8Florence Price (1887-1953)
Composer est un combat pour Florence Price, qui, en plus d’être une femme, doit faire face à de multiples obstacles en raison de sa couleur de peau. Qu’à cela ne tienne : outre de nombreux negro spirituals qui la rendront célèbre auprès, notamment, de Leontyne Price, elle écrit pour le piano des pièces de genre dans lesquelles on perçoit l’influence du jazz naissant, deux concertos pour violon aussi poétiques qu’humoristiques, et surtout quatre symphonies qui illustrent son écriture vive, enlevée, qui n’a pas peur des emprunts au folklore.

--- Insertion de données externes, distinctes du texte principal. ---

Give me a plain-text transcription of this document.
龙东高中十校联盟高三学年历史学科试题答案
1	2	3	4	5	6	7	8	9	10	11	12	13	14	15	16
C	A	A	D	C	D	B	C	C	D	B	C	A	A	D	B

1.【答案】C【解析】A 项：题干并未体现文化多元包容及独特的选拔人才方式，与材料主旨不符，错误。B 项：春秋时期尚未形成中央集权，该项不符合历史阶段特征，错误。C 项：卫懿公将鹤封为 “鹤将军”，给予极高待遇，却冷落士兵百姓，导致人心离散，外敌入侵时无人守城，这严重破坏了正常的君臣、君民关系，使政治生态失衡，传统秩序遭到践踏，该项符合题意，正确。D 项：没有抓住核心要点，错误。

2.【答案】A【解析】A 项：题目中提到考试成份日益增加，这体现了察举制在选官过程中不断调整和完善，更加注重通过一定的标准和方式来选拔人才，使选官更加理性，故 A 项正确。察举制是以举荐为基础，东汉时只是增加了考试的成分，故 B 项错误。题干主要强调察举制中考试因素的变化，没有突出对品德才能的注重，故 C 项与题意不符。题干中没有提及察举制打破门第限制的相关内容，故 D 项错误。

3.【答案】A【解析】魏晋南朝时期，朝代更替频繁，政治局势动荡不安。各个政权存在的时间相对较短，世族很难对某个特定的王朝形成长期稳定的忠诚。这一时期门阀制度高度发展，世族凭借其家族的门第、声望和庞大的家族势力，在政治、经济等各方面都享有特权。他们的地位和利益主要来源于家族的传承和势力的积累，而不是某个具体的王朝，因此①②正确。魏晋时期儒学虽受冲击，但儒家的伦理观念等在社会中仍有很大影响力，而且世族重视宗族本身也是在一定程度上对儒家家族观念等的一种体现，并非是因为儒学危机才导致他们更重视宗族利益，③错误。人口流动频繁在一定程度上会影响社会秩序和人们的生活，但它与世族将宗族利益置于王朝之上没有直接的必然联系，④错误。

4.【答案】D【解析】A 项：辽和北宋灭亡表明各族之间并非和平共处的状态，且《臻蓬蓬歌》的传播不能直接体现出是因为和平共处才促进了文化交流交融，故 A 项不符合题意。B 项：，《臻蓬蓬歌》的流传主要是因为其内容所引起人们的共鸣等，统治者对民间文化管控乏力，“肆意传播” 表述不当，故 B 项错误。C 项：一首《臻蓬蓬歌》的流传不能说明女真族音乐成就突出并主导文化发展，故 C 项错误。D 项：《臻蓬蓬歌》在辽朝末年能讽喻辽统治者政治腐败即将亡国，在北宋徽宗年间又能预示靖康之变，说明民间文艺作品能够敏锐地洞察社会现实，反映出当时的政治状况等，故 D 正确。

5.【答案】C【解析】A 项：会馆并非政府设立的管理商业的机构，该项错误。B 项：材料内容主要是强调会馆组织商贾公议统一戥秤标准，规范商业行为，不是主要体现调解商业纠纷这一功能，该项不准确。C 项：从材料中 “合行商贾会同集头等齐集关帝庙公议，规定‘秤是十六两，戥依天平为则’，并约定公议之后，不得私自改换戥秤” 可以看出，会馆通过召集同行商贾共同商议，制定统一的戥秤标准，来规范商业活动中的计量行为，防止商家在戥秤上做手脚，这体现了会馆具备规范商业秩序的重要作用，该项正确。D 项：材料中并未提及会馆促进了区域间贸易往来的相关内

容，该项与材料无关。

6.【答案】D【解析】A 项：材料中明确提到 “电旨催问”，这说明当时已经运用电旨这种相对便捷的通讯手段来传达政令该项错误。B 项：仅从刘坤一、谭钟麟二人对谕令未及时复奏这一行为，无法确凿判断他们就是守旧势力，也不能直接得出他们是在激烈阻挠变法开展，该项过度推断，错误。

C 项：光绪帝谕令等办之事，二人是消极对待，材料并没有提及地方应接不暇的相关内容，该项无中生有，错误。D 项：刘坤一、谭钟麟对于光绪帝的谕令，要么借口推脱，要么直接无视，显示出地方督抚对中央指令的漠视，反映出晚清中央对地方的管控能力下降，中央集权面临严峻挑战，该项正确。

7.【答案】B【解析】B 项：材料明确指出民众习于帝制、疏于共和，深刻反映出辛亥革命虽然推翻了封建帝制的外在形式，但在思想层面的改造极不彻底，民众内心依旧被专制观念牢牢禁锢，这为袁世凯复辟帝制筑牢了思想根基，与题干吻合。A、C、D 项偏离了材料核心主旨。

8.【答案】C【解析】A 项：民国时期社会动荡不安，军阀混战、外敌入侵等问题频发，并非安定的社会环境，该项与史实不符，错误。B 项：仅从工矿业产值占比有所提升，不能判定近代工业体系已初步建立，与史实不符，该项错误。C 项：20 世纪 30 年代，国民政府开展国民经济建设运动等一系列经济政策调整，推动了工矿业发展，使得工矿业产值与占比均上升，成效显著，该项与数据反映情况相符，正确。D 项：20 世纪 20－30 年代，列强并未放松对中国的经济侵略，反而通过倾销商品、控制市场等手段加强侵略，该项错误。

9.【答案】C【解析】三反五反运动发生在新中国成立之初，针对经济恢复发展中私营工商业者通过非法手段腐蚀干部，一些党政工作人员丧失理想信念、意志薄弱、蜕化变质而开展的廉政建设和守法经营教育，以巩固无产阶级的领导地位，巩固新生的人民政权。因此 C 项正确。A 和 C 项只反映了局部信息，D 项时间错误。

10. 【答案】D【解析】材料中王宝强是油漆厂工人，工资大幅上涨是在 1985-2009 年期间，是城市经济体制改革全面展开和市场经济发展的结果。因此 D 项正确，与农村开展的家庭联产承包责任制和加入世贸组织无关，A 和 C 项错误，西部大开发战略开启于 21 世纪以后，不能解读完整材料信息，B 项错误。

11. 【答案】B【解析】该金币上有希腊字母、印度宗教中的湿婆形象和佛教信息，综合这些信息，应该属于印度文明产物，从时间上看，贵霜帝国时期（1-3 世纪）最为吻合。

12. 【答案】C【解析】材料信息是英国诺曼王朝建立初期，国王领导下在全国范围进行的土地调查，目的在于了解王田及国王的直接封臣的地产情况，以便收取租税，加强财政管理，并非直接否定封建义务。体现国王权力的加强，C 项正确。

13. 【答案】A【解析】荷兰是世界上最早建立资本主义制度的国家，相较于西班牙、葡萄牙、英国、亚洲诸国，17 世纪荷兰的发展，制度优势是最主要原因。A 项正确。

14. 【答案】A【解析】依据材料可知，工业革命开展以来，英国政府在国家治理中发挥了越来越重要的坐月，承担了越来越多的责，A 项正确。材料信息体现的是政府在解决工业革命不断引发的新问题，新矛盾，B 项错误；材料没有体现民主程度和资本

9Grażyna Bacewicz (1909-1969)
Violoniste virtuose, Bacewicz accède d’abord à la notoriété en devenant premier violon de l’Orchestre de la radio polonaise, dans les années 1930. Ce n’est que le début d’une grande carrière, en tant que musicienne, mais surtout compositrice : outre plusieurs sonates et concertos pour son instrument, elle s’attaque au piano, au quatuor à cordes et à la symphonie avec un style énergique, parfois martial. En effet, si son écriture est marquée par son admiration pour Szymanowski, elle subit aussi l’influence du réalisme soviétique qui est imposé comme canon aux artistes polonais…
10Camille Pépin (1990-)
Première femme sacrée dans la prestigieuse catégorie « compositeur » des Victoires de la Musique classique cette année, Camille Pépin est à l’honneur de l’album The Sound of Trees, sorti en mars dernier. L’occasion de redécouvrir cette compositrice qui, en dehors de ses pièces de musique de chambre rythmées, influencées par le minimalisme, s’illustre tout particulièrement dans l’écriture pour orchestre ; comme ici dans Vajrayana, pièce qui fait référence à la mystique tibétaine.